PE routers are NE40E, P routers are NE80E, and SDH has been used as transmission between each device.
MPLS L3VPN has been used between PE routers.
MPLS TE and MPLS TE FRR have been used between P routers.
All NE40E/80E use the same software version which is V300R002C06B335.
Packet that larger than 1500 Bytes from CE device can not pass the MPLS L3VPN network. For example, CE1 connected to PE1;CE2 connected to PE2, ping between CE1 and CE2 can not work if the packet larger than 1500 Bytes, but for packet under 1500 Bytes, the ping is successful.
Following are information got from device when fault happened:
1. P1 interface to P2 has lots of CRC error and Symbol (For detailed log get from device, see at “Alarm information” part of this case)

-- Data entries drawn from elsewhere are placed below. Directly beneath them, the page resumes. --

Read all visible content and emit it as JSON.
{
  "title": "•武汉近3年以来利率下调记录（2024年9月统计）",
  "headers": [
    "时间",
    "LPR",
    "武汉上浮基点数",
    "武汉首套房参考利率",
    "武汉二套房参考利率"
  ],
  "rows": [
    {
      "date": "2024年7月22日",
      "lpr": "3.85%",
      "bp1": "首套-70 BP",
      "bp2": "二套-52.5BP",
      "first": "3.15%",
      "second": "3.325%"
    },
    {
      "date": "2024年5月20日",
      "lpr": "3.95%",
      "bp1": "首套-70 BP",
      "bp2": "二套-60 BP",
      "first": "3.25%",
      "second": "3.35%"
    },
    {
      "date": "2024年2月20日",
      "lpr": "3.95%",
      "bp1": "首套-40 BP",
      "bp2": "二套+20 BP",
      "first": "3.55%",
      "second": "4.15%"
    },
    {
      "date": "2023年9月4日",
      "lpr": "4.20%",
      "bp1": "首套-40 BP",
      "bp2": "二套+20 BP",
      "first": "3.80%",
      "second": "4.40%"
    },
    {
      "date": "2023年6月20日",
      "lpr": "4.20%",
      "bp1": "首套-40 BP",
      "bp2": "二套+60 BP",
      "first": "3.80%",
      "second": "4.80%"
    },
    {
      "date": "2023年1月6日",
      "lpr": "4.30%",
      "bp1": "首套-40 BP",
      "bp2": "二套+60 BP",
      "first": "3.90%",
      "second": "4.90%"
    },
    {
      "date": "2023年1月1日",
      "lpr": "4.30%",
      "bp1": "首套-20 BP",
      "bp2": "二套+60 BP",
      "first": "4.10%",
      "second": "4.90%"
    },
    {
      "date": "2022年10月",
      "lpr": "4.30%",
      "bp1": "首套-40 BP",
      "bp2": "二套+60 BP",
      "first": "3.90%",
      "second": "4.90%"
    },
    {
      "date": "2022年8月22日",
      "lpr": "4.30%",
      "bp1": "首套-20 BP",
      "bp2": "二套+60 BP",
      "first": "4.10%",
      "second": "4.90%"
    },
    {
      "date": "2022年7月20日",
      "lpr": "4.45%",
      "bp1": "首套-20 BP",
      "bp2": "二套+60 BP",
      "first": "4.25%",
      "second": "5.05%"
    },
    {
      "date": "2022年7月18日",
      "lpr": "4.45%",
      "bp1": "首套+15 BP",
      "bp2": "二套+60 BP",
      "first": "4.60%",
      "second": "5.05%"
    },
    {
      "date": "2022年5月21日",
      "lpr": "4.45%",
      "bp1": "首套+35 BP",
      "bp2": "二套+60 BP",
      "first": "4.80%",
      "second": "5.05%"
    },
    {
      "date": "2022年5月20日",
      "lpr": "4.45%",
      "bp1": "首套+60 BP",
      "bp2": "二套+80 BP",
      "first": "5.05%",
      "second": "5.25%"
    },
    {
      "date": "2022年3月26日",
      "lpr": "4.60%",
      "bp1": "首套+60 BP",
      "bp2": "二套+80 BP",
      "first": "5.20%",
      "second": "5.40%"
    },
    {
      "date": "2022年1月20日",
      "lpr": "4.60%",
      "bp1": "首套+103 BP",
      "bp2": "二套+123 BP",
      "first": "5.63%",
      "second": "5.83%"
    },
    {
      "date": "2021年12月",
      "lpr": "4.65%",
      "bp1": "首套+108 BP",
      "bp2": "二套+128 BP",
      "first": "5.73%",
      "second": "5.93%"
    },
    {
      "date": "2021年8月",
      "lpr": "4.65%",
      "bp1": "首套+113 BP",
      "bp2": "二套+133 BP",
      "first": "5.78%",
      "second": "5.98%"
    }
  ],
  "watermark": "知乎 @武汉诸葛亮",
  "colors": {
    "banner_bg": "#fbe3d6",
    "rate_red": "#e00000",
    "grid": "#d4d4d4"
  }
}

2.CRC and Symbol error grow synchronous, every one account increases for CRC, one increase for Symbol. (Symbol means the physical layer problem)
<P1>disp int gi10/0/7
GigabitEthernet10/0/7 current state : UP
Line protocol current state : UP
Description : TO_RT19182P2_GE10/0/9, Route Port
The Maximum Transmit Unit is 1500 bytes
Internet Address is 126.96.36.199/30
IP Sending Frames' Format is PKTFMT_ETHNT_2, Hardware address is 0018-824a-ebc0
The Vendor PN is FTRJ1319P1BTL
Port BW: 1G, Transceiver max BW: 1G, Transceiver Mode: SingleMode
WaveLength: 1310nm, Transmission Distance: 10km
Loopback:none, full-duplex mode, negotiation: disable, Pause Flowcontrol:Send and Receive Enable
Statistics last cleared: never
Last 30 seconds input rate: 248176 bits/sec, 421 packets/sec
Last 30 seconds output rate: 248536 bits/sec, 421 packets/sec
Input: 65296519999 bytes, 655754284 packets
Output: 45366592111 bytes, 615856417 packets
Unicast: 655461551, Multicast: 291674
Broadcast: 1059, Jumbo: 4768201
CRC: 3467237, Symbol: 3467237
Overrun: 0 , InRangeLength: 0
LongPacket: 0 , Jabber: 0, Alignment: 0
Fragment: 0, Undersized Frame: 0
Problem is solved by changing SDH device’s MTU to 1550Bytes. This time, we did not configure the MTU exactly same with 1534Bytes but a litter bigger. And this will not waste the bandwidth.
From the Fault phenomena, MTU has the most possibility be the reason of the problem.
Following actions has been implemented to analysis the cause:
1. Check MTU configuration of PE and P routers.
All PE and P routers use the same MTU size, IP=1500 Bytes. All packets, whatever how many labels it has, the MTU value is measured by IP packet size.
2. Calculate the largest packet exists in this network.
The largest packet exists in this network is:
1500Byte (IP packet) + 16Byte (4 MPLS Labels*) = 1516Byte
*4 MPLS labels happened only when traffic pass three P routers and TE FRR take effect simultaneity.
3. Check MTU configuration of SDH device.
SDH transmit device calculate MTU value including Ethernet header, adding with 18Byte Ethernet header, so from SDH point of view, the largest packet size in this network is 1534Byte.But customer configured their SDH with MTU 1524.